Performance of CodeRabbit
It writes comments, ok, we get it but are they any good?
That's a good question. It is based on ChatGPT so in order to check the quality of advices, you might want to read more about AI code interpreters.
I was testing it extensively on my other project and I have a couple of findings. You can use different Open AI models to get the replies (version 3.5 and 4) and the tool itself costs you only the price of API itself (they have other tiers too).
I paid 5 bucks to get an access (otherwise you get an error while setting it up) and a pull request was costing me on average 10cents with version 3.5. A bigger PR with version 4 has costed me over 1.10$ (!).
I think that ChatGPT 3.5 might be better than ChatGPT 4 in many ways regarding the code analysis aspect.
The latter, v.4 was generating redundant comments:
was wrong many times in different places and unnecessarily expensive. I am using ChatGPT 3.5 turbo and I am happy with it, mostly because it offers interesting hints. Super useful for people who are not code wizards.

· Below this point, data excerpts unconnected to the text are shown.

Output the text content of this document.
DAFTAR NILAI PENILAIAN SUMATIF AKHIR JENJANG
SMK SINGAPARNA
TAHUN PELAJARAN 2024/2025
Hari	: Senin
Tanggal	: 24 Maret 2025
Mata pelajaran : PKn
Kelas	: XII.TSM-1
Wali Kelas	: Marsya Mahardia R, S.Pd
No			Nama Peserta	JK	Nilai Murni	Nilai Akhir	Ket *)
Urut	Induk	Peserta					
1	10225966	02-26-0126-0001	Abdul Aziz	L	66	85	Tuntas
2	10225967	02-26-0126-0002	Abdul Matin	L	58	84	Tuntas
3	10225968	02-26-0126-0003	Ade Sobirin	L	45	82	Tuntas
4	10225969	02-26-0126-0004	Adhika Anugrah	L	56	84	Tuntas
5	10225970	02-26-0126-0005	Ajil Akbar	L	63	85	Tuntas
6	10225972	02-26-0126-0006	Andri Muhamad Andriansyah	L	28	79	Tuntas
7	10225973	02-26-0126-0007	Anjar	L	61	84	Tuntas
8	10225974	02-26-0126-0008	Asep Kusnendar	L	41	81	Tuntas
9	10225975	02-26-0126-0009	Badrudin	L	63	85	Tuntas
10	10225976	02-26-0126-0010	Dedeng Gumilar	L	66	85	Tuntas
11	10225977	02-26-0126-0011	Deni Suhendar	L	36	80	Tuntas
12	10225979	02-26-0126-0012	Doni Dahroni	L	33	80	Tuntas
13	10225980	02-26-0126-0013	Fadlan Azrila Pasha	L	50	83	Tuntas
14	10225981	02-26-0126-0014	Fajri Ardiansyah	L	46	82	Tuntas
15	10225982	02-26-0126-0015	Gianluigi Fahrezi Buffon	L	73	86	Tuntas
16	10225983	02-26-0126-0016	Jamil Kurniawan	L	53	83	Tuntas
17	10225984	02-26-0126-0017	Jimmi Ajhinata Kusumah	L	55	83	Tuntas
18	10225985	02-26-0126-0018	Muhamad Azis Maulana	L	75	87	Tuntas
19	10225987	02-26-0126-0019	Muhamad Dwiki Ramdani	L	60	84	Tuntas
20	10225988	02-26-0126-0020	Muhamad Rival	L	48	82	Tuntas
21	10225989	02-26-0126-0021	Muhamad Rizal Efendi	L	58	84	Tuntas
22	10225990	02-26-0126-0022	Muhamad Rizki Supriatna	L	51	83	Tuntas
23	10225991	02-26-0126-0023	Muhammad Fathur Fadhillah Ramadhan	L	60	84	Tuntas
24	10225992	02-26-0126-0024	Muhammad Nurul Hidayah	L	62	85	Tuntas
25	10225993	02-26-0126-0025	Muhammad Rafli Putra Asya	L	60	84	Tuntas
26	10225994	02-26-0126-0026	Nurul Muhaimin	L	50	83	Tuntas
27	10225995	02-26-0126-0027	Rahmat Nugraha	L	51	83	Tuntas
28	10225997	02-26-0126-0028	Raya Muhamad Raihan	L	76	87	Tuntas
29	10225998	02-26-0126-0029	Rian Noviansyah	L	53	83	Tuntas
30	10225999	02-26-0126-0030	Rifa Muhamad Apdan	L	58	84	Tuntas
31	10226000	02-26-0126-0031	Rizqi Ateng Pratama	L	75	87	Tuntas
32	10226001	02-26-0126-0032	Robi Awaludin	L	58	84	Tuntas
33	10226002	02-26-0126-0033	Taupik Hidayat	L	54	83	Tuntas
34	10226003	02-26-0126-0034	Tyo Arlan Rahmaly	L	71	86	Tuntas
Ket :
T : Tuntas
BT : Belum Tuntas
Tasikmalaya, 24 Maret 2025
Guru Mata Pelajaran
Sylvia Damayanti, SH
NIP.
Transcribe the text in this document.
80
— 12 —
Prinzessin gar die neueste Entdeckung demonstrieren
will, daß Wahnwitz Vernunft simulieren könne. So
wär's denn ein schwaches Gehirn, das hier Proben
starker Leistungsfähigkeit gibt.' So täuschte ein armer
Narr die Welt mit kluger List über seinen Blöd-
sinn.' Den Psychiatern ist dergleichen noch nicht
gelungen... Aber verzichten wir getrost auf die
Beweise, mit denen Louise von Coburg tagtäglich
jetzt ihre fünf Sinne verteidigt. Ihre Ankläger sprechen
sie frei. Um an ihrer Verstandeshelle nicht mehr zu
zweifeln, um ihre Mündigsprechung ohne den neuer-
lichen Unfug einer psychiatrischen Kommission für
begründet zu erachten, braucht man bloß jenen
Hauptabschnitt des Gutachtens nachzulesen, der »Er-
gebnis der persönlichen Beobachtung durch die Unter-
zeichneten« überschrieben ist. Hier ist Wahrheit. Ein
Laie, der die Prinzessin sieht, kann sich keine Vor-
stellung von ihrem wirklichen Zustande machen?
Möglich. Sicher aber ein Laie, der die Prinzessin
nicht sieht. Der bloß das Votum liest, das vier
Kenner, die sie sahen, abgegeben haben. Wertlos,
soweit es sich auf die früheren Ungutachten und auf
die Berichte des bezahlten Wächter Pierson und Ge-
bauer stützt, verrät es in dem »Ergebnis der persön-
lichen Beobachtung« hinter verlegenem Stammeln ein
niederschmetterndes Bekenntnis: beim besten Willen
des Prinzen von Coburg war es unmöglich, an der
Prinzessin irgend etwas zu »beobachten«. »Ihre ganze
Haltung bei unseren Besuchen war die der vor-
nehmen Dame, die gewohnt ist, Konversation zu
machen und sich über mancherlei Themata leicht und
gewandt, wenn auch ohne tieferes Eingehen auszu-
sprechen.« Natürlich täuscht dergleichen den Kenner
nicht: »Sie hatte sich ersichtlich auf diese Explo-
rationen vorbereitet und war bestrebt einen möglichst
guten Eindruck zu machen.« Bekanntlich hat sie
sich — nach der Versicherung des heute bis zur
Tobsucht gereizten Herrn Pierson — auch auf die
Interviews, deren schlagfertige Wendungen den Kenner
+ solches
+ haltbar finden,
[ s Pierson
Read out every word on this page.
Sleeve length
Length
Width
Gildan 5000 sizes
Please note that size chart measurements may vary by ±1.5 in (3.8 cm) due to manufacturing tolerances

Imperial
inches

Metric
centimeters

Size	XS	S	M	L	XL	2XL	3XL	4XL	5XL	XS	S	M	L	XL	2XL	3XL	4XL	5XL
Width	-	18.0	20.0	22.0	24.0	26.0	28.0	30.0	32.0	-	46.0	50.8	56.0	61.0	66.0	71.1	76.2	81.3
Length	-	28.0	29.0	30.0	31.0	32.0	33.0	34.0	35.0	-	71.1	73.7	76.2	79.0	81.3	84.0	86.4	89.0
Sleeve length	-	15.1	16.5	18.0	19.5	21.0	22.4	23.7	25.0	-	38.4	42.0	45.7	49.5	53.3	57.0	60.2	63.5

The disadvantage would be to tell you about simple errors but again - That should have been caught using other tools, so it's probably developer's fault:
For the most part, during reviewing the tool in a couple of pull reviews, I was using ChatGPT 3.5 turbo and it was offering me some very nice hints.
Disadvantages of using CodeRabbit
- It costs money (although arguable very little).
- It can generate false positives.
- It can be wrong - AI can make redundant comments and confuse instead of helping.
- It runs only on GitHub.
The setup I find very useful and that can cheaply and effectively increase the code quality is having SonarQube scans on every branch and every pull request. It has mostly an informative value. Optionally, very rigid gates can be set to stop bugs and security hostspots. If the time is pressing, those can always be reviewed in the SQ itself and marked as "to resolve". This allows a build to pass and unblocks the developer in case of time pressure.
In addition, setting up CodeRabbit can be a great addon, especially for younger developers, as it suggests changes on a deeper cognitive level. It is not a good tool for beginners as general knowledge of code it required in order to omit the false positives.
We have a tool that uses an AI API which can give an explanation or answer via the comments. Without a need to waste time on stack overflow (which was probably the source for the AI models anyway).
If you have not used or heard about those tools before, you should give them a try if you value code quality!